Rahadian dan Deddy ditetapkan sebagai tersangka sebagai pengembangan operasi tangkap tangan (OTT) di Sukamiskin, Bandung dan Jakarta pada 20-21 Juli 2018. Penetapan keduanya diumumkan pada 16 Oktober 2019. Total ada lima tersangka yang dijerat KPK dalam pengembangan OTT terhadap eks Kalapas Sukamiskin Wahid Husein pada 2018 tersebut.
Kelima tersangka itu ialah mantan Kalapas Sukamiskin Wahid Husein (WH) dan mantan Kalapas Sukamiskin Deddy Handoko (DHA) sebagai penerima; napi kasus korupsi Tubagus Chaeri Wardana alias Wawan (TCW); mantan Bupati Bangkalan yang juga napi korupsi, Fuad Amin (FA) (status tersangka gugur karena Fuad wafat dalam proses penyidikan); serta Direktur Utama PT Glori Karsa Abadi, Rahadian Azhar (RAZ), yang ditetapkan sebagai pemberi.
Deddy diduga menerima suap saat Wawan menjadi narapidana Lapas Sukamiskin.
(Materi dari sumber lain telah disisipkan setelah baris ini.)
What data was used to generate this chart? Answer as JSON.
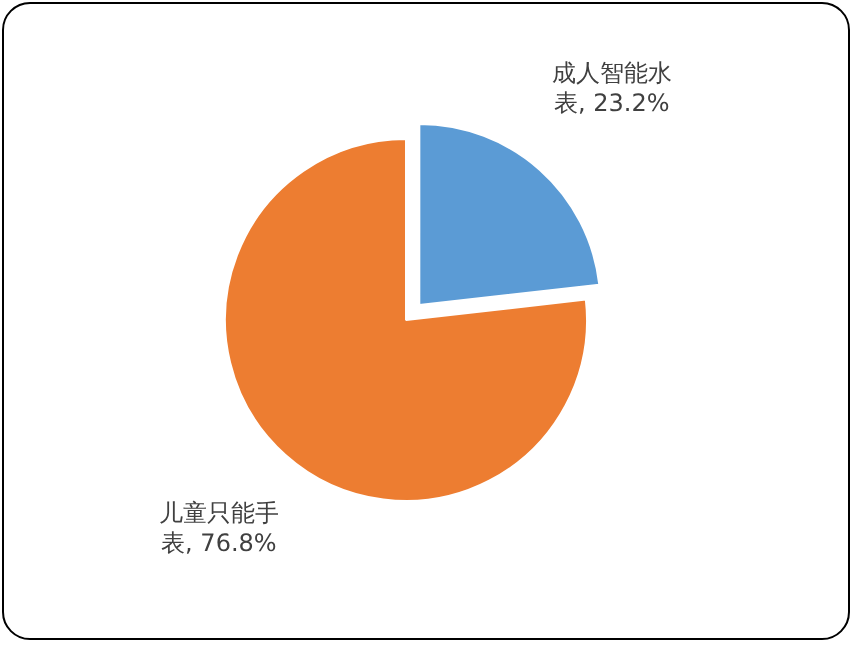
{
  "chart_data": {
    "type": "pie",
    "categories": [
      "成人智能水表",
      "儿童只能手表"
    ],
    "values": [
      23.2,
      76.8
    ],
    "value_labels": [
      "23.2%",
      "76.8%"
    ],
    "colors": [
      "#5b9bd5",
      "#ed7d31"
    ],
    "legend": false
  }
}
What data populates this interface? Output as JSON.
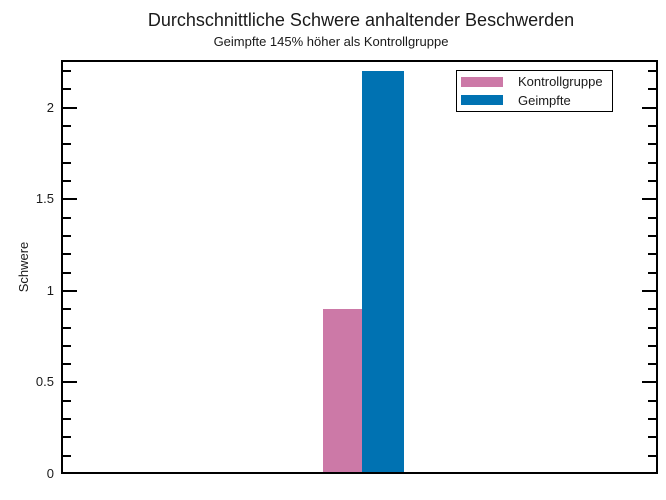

Deddy menerima mobil Toyota Kijang Innova Reborn Luxury 2.0 G A.T warna putih tahun 2016 dengan pelat nomor D 101 CAT.
Pemberian tersebut terkait dengan kemudahan izin keluar lapas yang diberikan Deddy kepada Wawan. Fasilitas itu berupa izin luar biasa (ILB) maupun izin berobat.
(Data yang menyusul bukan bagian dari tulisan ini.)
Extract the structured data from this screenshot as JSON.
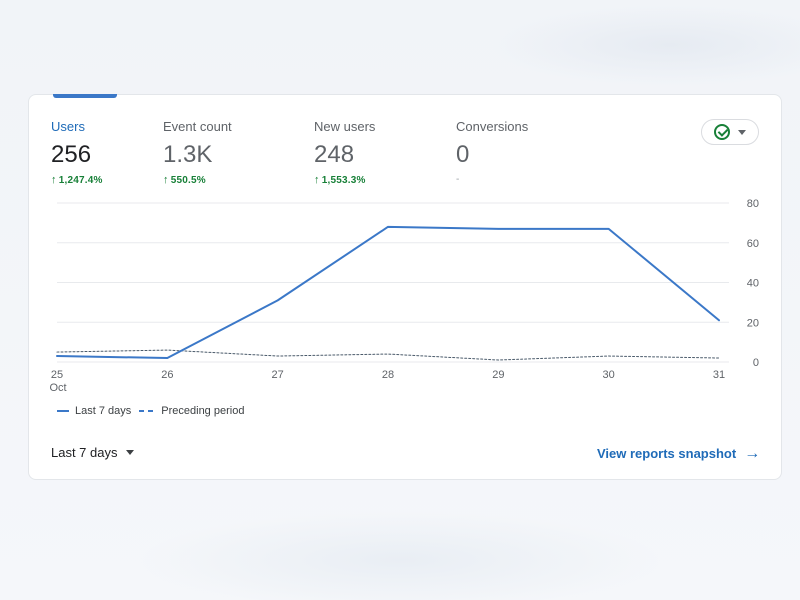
{
  "metrics": [
    {
      "label": "Users",
      "value": "256",
      "change": "1,247.4%",
      "active": true
    },
    {
      "label": "Event count",
      "value": "1.3K",
      "change": "550.5%",
      "active": false
    },
    {
      "label": "New users",
      "value": "248",
      "change": "1,553.3%",
      "active": false
    },
    {
      "label": "Conversions",
      "value": "0",
      "change": "-",
      "active": false
    }
  ],
  "status_icons": {
    "check": "check-circle-icon",
    "caret": "caret-down-icon"
  },
  "chart_data": {
    "type": "line",
    "categories": [
      "25",
      "26",
      "27",
      "28",
      "29",
      "30",
      "31"
    ],
    "x_sublabels": {
      "25": "Oct"
    },
    "series": [
      {
        "name": "Last 7 days",
        "values": [
          3,
          2,
          31,
          68,
          67,
          67,
          21
        ],
        "style": "solid",
        "color": "#3b78c8"
      },
      {
        "name": "Preceding period",
        "values": [
          5,
          6,
          3,
          4,
          1,
          3,
          2
        ],
        "style": "dashed",
        "color": "#3b78c8"
      }
    ],
    "y_ticks": [
      0,
      20,
      40,
      60,
      80
    ],
    "ylim": [
      0,
      80
    ],
    "grid": true,
    "y_axis_position": "right",
    "legend_position": "bottom-left"
  },
  "legend": {
    "current": "Last 7 days",
    "previous": "Preceding period"
  },
  "footer": {
    "range_label": "Last 7 days",
    "snapshot_link": "View reports snapshot",
    "arrow": "→"
  }
}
Kemudian Rahadian diduga telah memberikan hadiah kepada mantan Kalapas Sukamiskin Wahid Husen (WS) berupa sebuah mobil merek Mitsubishi Pajero Sport dengan pelat nomor B 1187 FJG berwarna hitam. Mobil itu diberikan atas nama Muahir, anak buah Rahadian.
Deddy disangkakan melanggar Pasal 12 huruf a atau Pasal 12 huruf b atau Pasal 11 dan Pasal 12 B Undang-Undang Nomor 31 Tahun 1999 sebagaimana telah diubah dengan Undang-Undang Nomor 20 Tahun 2001 tentang Pemberantasan Tindak Pidana Korupsi juncto Pasal 64 ayat (1) KUHP.
Tersangka RAZ disangkakan melanggar Pasal 5 ayat 1 huruf a atau 5 ayat 1 huruf b atau Pasal 13 Undang-Undang Nomor 31 Tahun 1999 sebagaimana telah diubah dengan Undang-Undang Nomor 20 Tahun 2001 tentang Pemberantasan Tindak Pidana Korupsi.